Jakarta (ANTARA) - Pemerintah Indonesia aktif mencari solusi untuk krisis biaya hidup  atau "Cost of Living" yang tengah dihadapi dunia, diperparah oleh konflik Rusia-Ukraina lewat pertemuan Steering Committee Global Crisis Response Group (GCRG).

Dikutip dari keterangan resmi yang diterima di Jakarta, Sabtu, Sekretaris kementerian Koordinator Bidang Perekonomian, Susiwijono Moegiarso selaku Sherpa Global Crisis Response Group (GCRG) on Food, Energy and Finance bersama dengan Steering Committee Forum GCRG telah mengadakan pertemuan Steering Committee Meeting yang keempat secara virtual pada Jumat (24/6).

Pertemuan dipimpin oleh Deputi Sekretaris Jenderal PBB, Amina J. Mohammed yang juga sekaligus memimpin Steering Committee GCRG dan turut dihadiri oleh GCRG Task Team, serta Pimpinan dari 32 UN Agencies sebagai GCRG Steering Committee Members.

Pada pertemuan tersebut Steering Committee membahas implementasi dari Rekomendasi dari Brief No. 2 GCRG diantaranya upaya untuk stabilisasi pasar global, mengatasi ketidakpastian harga komoditas, serta upaya menanggulangi krisis Cost-of-Living.

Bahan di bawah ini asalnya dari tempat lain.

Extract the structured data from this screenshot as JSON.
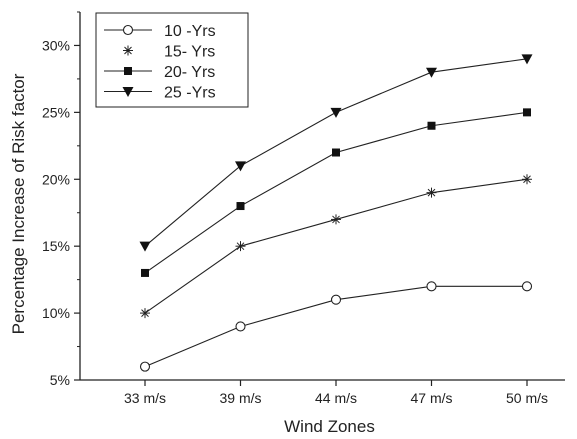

Baca juga: Airlangga: pembangunan jalan tol dukung perekonomian Bengkulu

"Saat ini krisis global masih mendominasi berita utama di seluruh dunia, yang disebabkan oleh konflik Rusia-Ukraina," ujar Deputi Sekjen PBB Amina.

Ia menggarisbawahi bahwa sulit untuk menemukan solusi efektif khususnya pada krisis pangan dunia, tanpa paket kebijakan yang terintegrasi.

GCRG menyoroti pentingnya untuk membantu negara-negara yang terdampak untuk meningkatkan likuiditas dan ruang fiskal, guna mengamankan Neraca Pembayaran dan membantu membangun program perlindungan sosial yang kokoh untuk masyarakat rentan.

"Rekomendasi yang kami sampaikan untuk meningkatkan ruang fiskal dan memenuhi kebutuhan mendesak masyarakat, antara lain mendorong Lembaga Keuangan Internasional untuk memberikan pembiayaan, dan memperluas cakupan negara penerima pembiayaan,” tegas Executive Secretary UN Economic Commission for Africa, mewakili UNCTAD Vera Songwe.

Selanjutnya, Penasihat Pembangunan Berkelanjutan PBB, David Nabarro mengusulkan tindakan yang perlu segera dilakukan untuk mengantisipasi krisis pangan, yaitu meningkatkan ketersediaan bahan pangan dan pupuk, mengintervensi upaya penurunan harga, mengintegrasikan kembali pasokan pangan dan pupuk dari Rusia dan Ukraina ke pasar dunia.
​​​​

Selain juga mencabut aksi pembatasan ekspor, melarang upaya penimbunan pasokan, meningkatkan akses petani ke benih, pupuk, dan input lainnya sekaligus mempertahankan transformasi sistem pangan yang sejalan dengan tujuan SDGs.

Tak hanya itu, Executive Secretary UNESCAP (UN Economic and Social Commission for Asia and the Pacific) Armida Alisjahbana menyinggung rencana Presiden RI untuk menghadiri G7 minggu depan dalam rangka menyelaraskan rekomendasi G20 dan GCRG.

Baca juga: Menko Perekonomian resmikan pengelolaan Bandara Hang Nadim

Armida menekankan pesan Menteri Koordinator Bidang Perekonomian bahwa Indonesia telah mencabut larangan ekspor minyak sawit dan beras dalam rangka membantu mitigasi krisis pangan global.

Terkait dengan kelangkaan gandum, Indonesia pun menyarankan alternatif berupa sagu dan barley. Indonesia juga telah menerima permintaan dari Jerman terkait pengadaan batu bara.

Adapun usai pertemuan ini, beberapa pertemuan penting yang akan membahas berbagai upaya penanganan krisis diantaranya, rencana Presiden Joko Widodo untuk mengikuti pertemuan G7 pada akhir Juni 2022 dengan tujuan untuk menyelaraskan isu dan rekomendasi forum G7, G20 dan GCRG.

Pada 13-14 Juli 2022 juga akan diselenggarakan G20 Finance Minister and Central Bank Governors Meeting (FMCBG) yang akan dihadiri para Menteri Keuangan dan Gubernur Bank Sentral negara-negara anggota G20 dan juga akan dihadiri oleh Deputi Sekjen PBB.